Tupac Shakur was quite frankly, not only a great rapper but a poetic lyricist, but in this acquainted biopic, poetic justice doesn’t roll with a smooth tongue but with a disjointed bounce that breathes an air of exasperation and disenchantment.
At the helm of Tupac’s rise and tragic fall at such an early age, is music video veteran Benny Boom creating a less than dramatic dramatisation of the world in which this angry young man lived – An intriguing exploration of Tupac from a young age surrounded by the political and drug addled force of his Mother and The Black Panther movement which quite easily explains his anger at the world around him which only grew stronger in his adult years.
Laying the base of the narrative we are lead into Tupac’s life with his time in jail serving nine months for an alleged rape on a women in his hotel room, a camera crew and interviewer spend time with the rapper as flashbacks to crucial moments in his life are played out from early childhood and his volatile relationship with his Mother to the moment he took the lead in Hamlet in a school play in 1987 where he first met Jada Pinkett-Smith (Kat Graham) cementing their life-long friendship. Dipping incoherently between the past and the present we see his moves to Baltimore and Oakland to his first step on the ladder of Fame when he joined Digital Underground with snippets of his early videos recreated for Same Song and Brenda’s Got a Baby to his move into the heady world of movies and his time on the set of Juice.
Considering the overly long running time of 2 hours 20 minutes, lacking is the amount of Pac’s music and the amount of time Demetrius Shipp Jr’s Tupac actually has screen time in the studio. The fact this man spent most of his time in the studio and the lack of this depiction feels false in its interpretation, despite the credible performance put in by Shipp who emanates the militant confidence and bravado with precision, it also helps that his resemblance to the shaven-headed rap heart-throb is freakishly on point.

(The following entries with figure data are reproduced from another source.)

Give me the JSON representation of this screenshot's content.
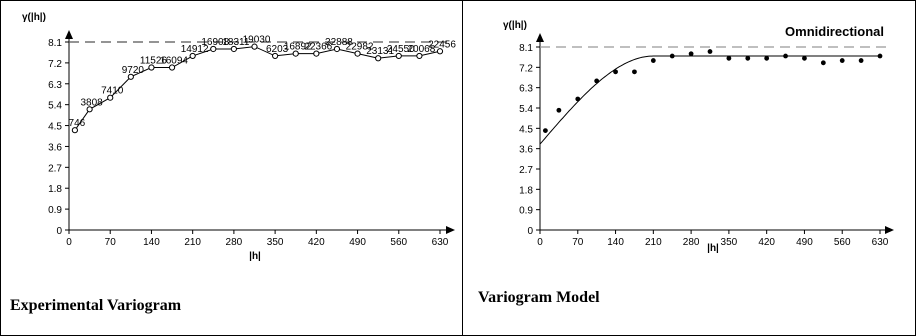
{
  "panels": {
    "left": {
      "caption": "Experimental Variogram"
    },
    "right": {
      "caption": "Variogram Model"
    }
  },
  "chart_data": [
    {
      "type": "line",
      "title": "",
      "ylabel": "γ(|h|)",
      "xlabel": "|h|",
      "xlim": [
        0,
        630
      ],
      "ylim": [
        0,
        8.1
      ],
      "xticks": [
        0,
        70,
        140,
        210,
        280,
        350,
        420,
        490,
        560,
        630
      ],
      "yticks": [
        0,
        0.9,
        1.8,
        2.7,
        3.6,
        4.5,
        5.4,
        6.3,
        7.2,
        8.1
      ],
      "sill_line": 8.1,
      "grid": false,
      "series": [
        {
          "marker": "open-circle",
          "x": [
            10,
            35,
            70,
            105,
            140,
            175,
            210,
            245,
            280,
            315,
            350,
            385,
            420,
            455,
            490,
            525,
            560,
            595,
            630
          ],
          "y": [
            4.3,
            5.2,
            5.7,
            6.6,
            7.0,
            7.0,
            7.5,
            7.8,
            7.8,
            7.9,
            7.5,
            7.6,
            7.6,
            7.8,
            7.6,
            7.4,
            7.5,
            7.5,
            7.7
          ],
          "labels": [
            "746",
            "3808",
            "7410",
            "9720",
            "11526",
            "16094",
            "14912",
            "16908",
            "18311",
            "19030",
            "6203",
            "16892",
            "22366",
            "22888",
            "22982",
            "23131",
            "24550",
            "20068",
            "22456"
          ]
        }
      ]
    },
    {
      "type": "scatter",
      "title": "Omnidirectional",
      "ylabel": "γ(|h|)",
      "xlabel": "|h|",
      "xlim": [
        0,
        630
      ],
      "ylim": [
        0,
        8.1
      ],
      "xticks": [
        0,
        70,
        140,
        210,
        280,
        350,
        420,
        490,
        560,
        630
      ],
      "yticks": [
        0,
        0.9,
        1.8,
        2.7,
        3.6,
        4.5,
        5.4,
        6.3,
        7.2,
        8.1
      ],
      "sill_line": 8.1,
      "grid": false,
      "series": [
        {
          "marker": "filled-dot",
          "x": [
            10,
            35,
            70,
            105,
            140,
            175,
            210,
            245,
            280,
            315,
            350,
            385,
            420,
            455,
            490,
            525,
            560,
            595,
            630
          ],
          "y": [
            4.4,
            5.3,
            5.8,
            6.6,
            7.0,
            7.0,
            7.5,
            7.7,
            7.8,
            7.9,
            7.6,
            7.6,
            7.6,
            7.7,
            7.6,
            7.4,
            7.5,
            7.5,
            7.7
          ]
        }
      ],
      "model": {
        "type": "spherical",
        "nugget": 3.8,
        "sill": 7.7,
        "range": 210
      }
    }
  ]
}
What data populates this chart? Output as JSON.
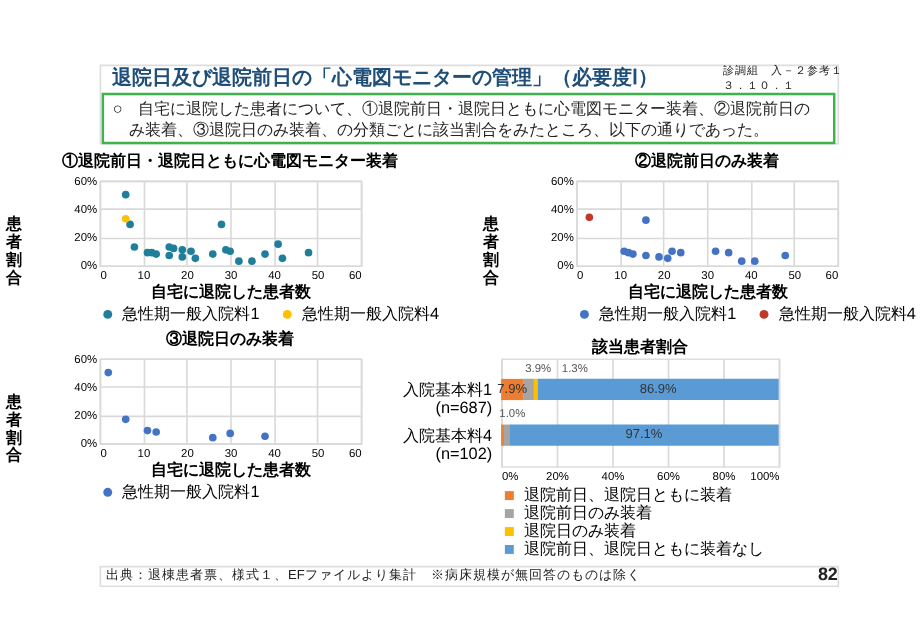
{
  "chart_data": [
    {
      "type": "other",
      "title": "退院日及び退院前日の「心電図モニターの管理」（必要度Ⅰ）",
      "annotations": [
        "○　自宅に退院した患者について、①退院前日・退院日ともに心電図モニター装着、②退院前日のみ装着、③退院日のみ装着、の分類ごとに該当割合をみたところ、以下の通りであった。",
        "診調組　入－２参考１",
        "３．１０．１",
        "出典：退棟患者票、様式１、EFファイルより集計　※病床規模が無回答のものは除く",
        "82"
      ]
    },
    {
      "type": "scatter",
      "title": "①退院前日・退院日ともに心電図モニター装着",
      "xlabel": "自宅に退院した患者数",
      "ylabel": "患者割合",
      "xlim": [
        0,
        60
      ],
      "xticks": [
        0,
        10,
        20,
        30,
        40,
        50,
        60
      ],
      "ylim": [
        0,
        60
      ],
      "yticks": [
        {
          "value": 0,
          "label": "0%"
        },
        {
          "value": 20,
          "label": "20%"
        },
        {
          "value": 40,
          "label": "40%"
        },
        {
          "value": 60,
          "label": "60%"
        }
      ],
      "grid": true,
      "legend": "bottom",
      "marker": "circle",
      "series": [
        {
          "name": "急性期一般入院料1",
          "color": "#1f7f9a",
          "x": [
            6,
            7,
            8,
            11,
            12,
            13,
            16,
            17,
            16,
            19,
            19,
            21,
            22,
            26,
            28,
            29,
            30,
            32,
            35,
            38,
            41,
            42,
            48
          ],
          "values": [
            50,
            29,
            13,
            9,
            9,
            8,
            13,
            12,
            7,
            11,
            6,
            10,
            5,
            8,
            29,
            11,
            10,
            3,
            3,
            8,
            15,
            5,
            9
          ]
        },
        {
          "name": "急性期一般入院料4",
          "color": "#ffc000",
          "x": [
            6
          ],
          "values": [
            33
          ]
        }
      ]
    },
    {
      "type": "scatter",
      "title": "②退院前日のみ装着",
      "xlabel": "自宅に退院した患者数",
      "ylabel": "患者割合",
      "xlim": [
        0,
        60
      ],
      "xticks": [
        0,
        10,
        20,
        30,
        40,
        50,
        60
      ],
      "ylim": [
        0,
        60
      ],
      "yticks": [
        {
          "value": 0,
          "label": "0%"
        },
        {
          "value": 20,
          "label": "20%"
        },
        {
          "value": 40,
          "label": "40%"
        },
        {
          "value": 60,
          "label": "60%"
        }
      ],
      "grid": true,
      "legend": "bottom",
      "marker": "circle",
      "series": [
        {
          "name": "急性期一般入院料1",
          "color": "#4472c4",
          "x": [
            16,
            11,
            12,
            13,
            16,
            19,
            21,
            22,
            24,
            32,
            35,
            38,
            41,
            48
          ],
          "values": [
            32,
            10,
            9,
            8,
            7,
            6,
            5,
            10,
            9,
            10,
            9,
            3,
            3,
            7
          ]
        },
        {
          "name": "急性期一般入院料4",
          "color": "#c0392b",
          "x": [
            3
          ],
          "values": [
            34
          ]
        }
      ]
    },
    {
      "type": "scatter",
      "title": "③退院日のみ装着",
      "xlabel": "自宅に退院した患者数",
      "ylabel": "患者割合",
      "xlim": [
        0,
        60
      ],
      "xticks": [
        0,
        10,
        20,
        30,
        40,
        50,
        60
      ],
      "ylim": [
        0,
        60
      ],
      "yticks": [
        {
          "value": 0,
          "label": "0%"
        },
        {
          "value": 20,
          "label": "20%"
        },
        {
          "value": 40,
          "label": "40%"
        },
        {
          "value": 60,
          "label": "60%"
        }
      ],
      "grid": true,
      "legend": "bottom",
      "marker": "circle",
      "series": [
        {
          "name": "急性期一般入院料1",
          "color": "#4472c4",
          "x": [
            2,
            6,
            11,
            13,
            26,
            30,
            38
          ],
          "values": [
            50,
            17,
            9,
            8,
            4,
            7,
            5
          ]
        }
      ]
    },
    {
      "type": "bar",
      "orientation": "horizontal",
      "stacked": true,
      "title": "該当患者割合",
      "categories": [
        "入院基本料1 (n=687)",
        "入院基本料4 (n=102)"
      ],
      "xlim": [
        0,
        100
      ],
      "xticks": [
        {
          "value": 0,
          "label": "0%"
        },
        {
          "value": 20,
          "label": "20%"
        },
        {
          "value": 40,
          "label": "40%"
        },
        {
          "value": 60,
          "label": "60%"
        },
        {
          "value": 80,
          "label": "80%"
        },
        {
          "value": 100,
          "label": "100%"
        }
      ],
      "grid": "x",
      "legend": "bottom",
      "series": [
        {
          "name": "退院前日、退院日ともに装着",
          "color": "#ed7d31",
          "values": [
            7.9,
            1.0
          ],
          "value_labels": [
            "7.9%",
            "1.0%"
          ]
        },
        {
          "name": "退院前日のみ装着",
          "color": "#a5a5a5",
          "values": [
            3.9,
            1.9
          ],
          "value_labels": [
            "3.9%",
            null
          ]
        },
        {
          "name": "退院日のみ装着",
          "color": "#ffc000",
          "values": [
            1.3,
            0
          ],
          "value_labels": [
            "1.3%",
            null
          ]
        },
        {
          "name": "退院前日、退院日ともに装着なし",
          "color": "#5b9bd5",
          "values": [
            86.9,
            97.1
          ],
          "value_labels": [
            "86.9%",
            "97.1%"
          ]
        }
      ]
    }
  ]
}
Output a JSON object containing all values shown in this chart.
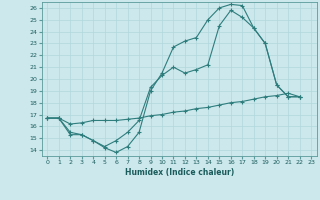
{
  "xlabel": "Humidex (Indice chaleur)",
  "bg_color": "#cce8ec",
  "grid_color": "#aacccc",
  "line_color": "#2e7d7d",
  "xlim": [
    -0.5,
    23.5
  ],
  "ylim": [
    13.5,
    26.5
  ],
  "xticks": [
    0,
    1,
    2,
    3,
    4,
    5,
    6,
    7,
    8,
    9,
    10,
    11,
    12,
    13,
    14,
    15,
    16,
    17,
    18,
    19,
    20,
    21,
    22,
    23
  ],
  "yticks": [
    14,
    15,
    16,
    17,
    18,
    19,
    20,
    21,
    22,
    23,
    24,
    25,
    26
  ],
  "line1_x": [
    0,
    1,
    2,
    3,
    4,
    5,
    6,
    7,
    8,
    9,
    10,
    11,
    12,
    13,
    14,
    15,
    16,
    17,
    18,
    19,
    20,
    21,
    22
  ],
  "line1_y": [
    16.7,
    16.7,
    15.3,
    15.3,
    14.8,
    14.2,
    13.8,
    14.3,
    15.5,
    19.0,
    20.5,
    22.7,
    23.2,
    23.5,
    25.0,
    26.0,
    26.3,
    26.2,
    24.3,
    23.0,
    19.5,
    18.5,
    18.5
  ],
  "line2_x": [
    0,
    1,
    2,
    3,
    4,
    5,
    6,
    7,
    8,
    9,
    10,
    11,
    12,
    13,
    14,
    15,
    16,
    17,
    18,
    19,
    20,
    21,
    22
  ],
  "line2_y": [
    16.7,
    16.7,
    15.5,
    15.3,
    14.8,
    14.3,
    14.8,
    15.5,
    16.5,
    19.3,
    20.3,
    21.0,
    20.5,
    20.8,
    21.2,
    24.5,
    25.8,
    25.2,
    24.3,
    23.0,
    19.5,
    18.5,
    18.5
  ],
  "line3_x": [
    0,
    1,
    2,
    3,
    4,
    5,
    6,
    7,
    8,
    9,
    10,
    11,
    12,
    13,
    14,
    15,
    16,
    17,
    18,
    19,
    20,
    21,
    22
  ],
  "line3_y": [
    16.7,
    16.7,
    16.2,
    16.3,
    16.5,
    16.5,
    16.5,
    16.6,
    16.7,
    16.9,
    17.0,
    17.2,
    17.3,
    17.5,
    17.6,
    17.8,
    18.0,
    18.1,
    18.3,
    18.5,
    18.6,
    18.8,
    18.5
  ]
}
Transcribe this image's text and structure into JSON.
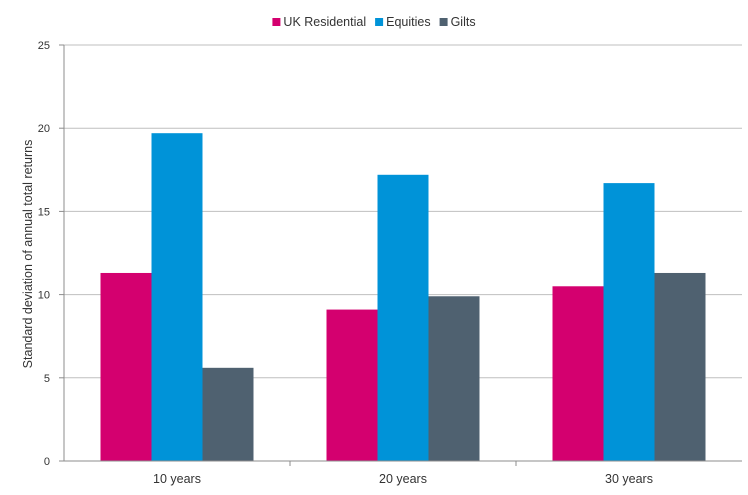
{
  "chart_data": {
    "type": "bar",
    "categories": [
      "10 years",
      "20 years",
      "30 years"
    ],
    "series": [
      {
        "name": "UK Residential",
        "color": "#d4006f",
        "values": [
          11.3,
          9.1,
          10.5
        ]
      },
      {
        "name": "Equities",
        "color": "#0093d8",
        "values": [
          19.7,
          17.2,
          16.7
        ]
      },
      {
        "name": "Gilts",
        "color": "#4f6170",
        "values": [
          5.6,
          9.9,
          11.3
        ]
      }
    ],
    "title": "",
    "xlabel": "",
    "ylabel": "Standard deviation of annual total returns",
    "ylim": [
      0,
      25
    ],
    "yticks": [
      0,
      5,
      10,
      15,
      20,
      25
    ],
    "grid": true,
    "legend_position": "top-center"
  }
}
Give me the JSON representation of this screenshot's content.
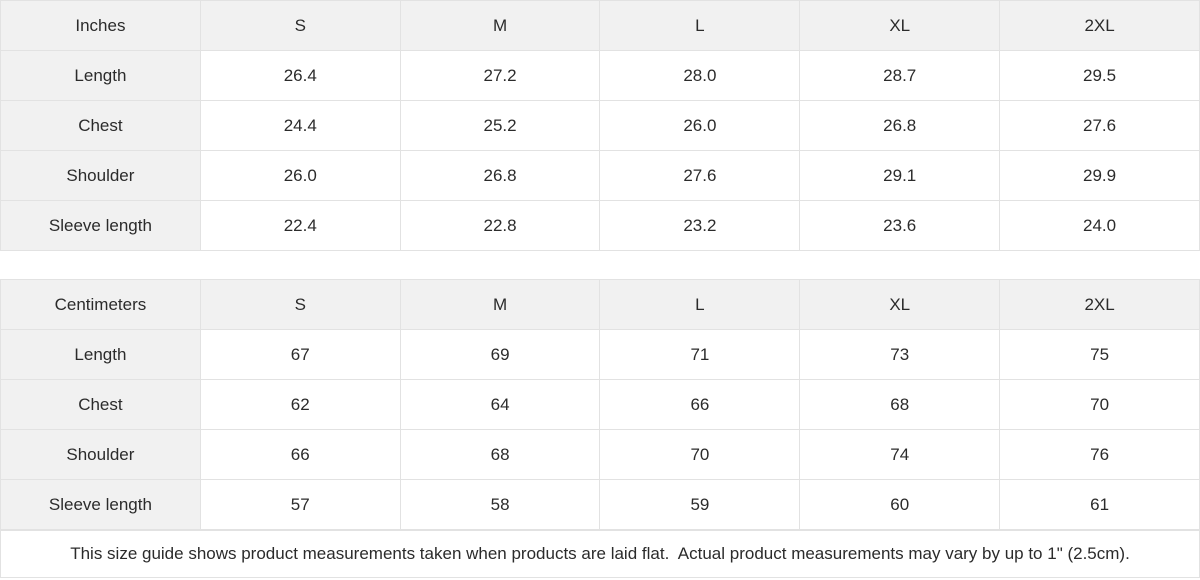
{
  "colors": {
    "header_bg": "#f1f1f1",
    "border": "#e2e2e2",
    "text": "#2b2b2b",
    "cell_bg": "#ffffff"
  },
  "tables": [
    {
      "unit_label": "Inches",
      "sizes": [
        "S",
        "M",
        "L",
        "XL",
        "2XL"
      ],
      "rows": [
        {
          "label": "Length",
          "values": [
            "26.4",
            "27.2",
            "28.0",
            "28.7",
            "29.5"
          ]
        },
        {
          "label": "Chest",
          "values": [
            "24.4",
            "25.2",
            "26.0",
            "26.8",
            "27.6"
          ]
        },
        {
          "label": "Shoulder",
          "values": [
            "26.0",
            "26.8",
            "27.6",
            "29.1",
            "29.9"
          ]
        },
        {
          "label": "Sleeve length",
          "values": [
            "22.4",
            "22.8",
            "23.2",
            "23.6",
            "24.0"
          ]
        }
      ]
    },
    {
      "unit_label": "Centimeters",
      "sizes": [
        "S",
        "M",
        "L",
        "XL",
        "2XL"
      ],
      "rows": [
        {
          "label": "Length",
          "values": [
            "67",
            "69",
            "71",
            "73",
            "75"
          ]
        },
        {
          "label": "Chest",
          "values": [
            "62",
            "64",
            "66",
            "68",
            "70"
          ]
        },
        {
          "label": "Shoulder",
          "values": [
            "66",
            "68",
            "70",
            "74",
            "76"
          ]
        },
        {
          "label": "Sleeve length",
          "values": [
            "57",
            "58",
            "59",
            "60",
            "61"
          ]
        }
      ]
    }
  ],
  "footer_note": "This size guide shows product measurements taken when products are laid flat.  Actual product measurements may vary by up to 1\" (2.5cm)."
}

In the second half the story gather’s some momentum but the lack of passion in the telling still reigns – his story continues in “real time” after he leaves prison where he subsequently signs for Suge Knights, played by Dominic L. Santana with a menacing and egotistical heart, Death Row Records, signing away the rights to his music to witnessing the brutality of the sociopathic Knight and his flunkeys. Rounding up the story is Pac’s relationship with Quincy Jones daughter Kidada Jones (Annie Ilonzeh), and their brief relationship before he was heartbreakingly shot down in his prime.
Now this is being sold as the Untold Story but many fans of Tupac will be pretty up to date with all the information that comes out of this biopic, there really isn’t anything new revealed here. Whilst it doesn’t shy away from the controversy the spotlight dims the conspiracy theories. It dips its toe into the scalding hot water of his highly publicised East Coast/West Coast feud with Rapper and fellow lyrical legend The Notorious B.I.G. – with Jamal Woolard reprising his role as Christopher Wallace from the previous Biggie biopic Notorious – but it’s so confusingly fleeting feeling like a passing moment in his life.
So much hope and expectation is lost not only from the loss of Tupac but also from the weak and passionless script. The finished product conveys in a team that had too much information that they simply didn’t know what to do with except throw it in a bowl and let settle into an absorbing mess.
All Eyez on Me is out in cinemas June 30th.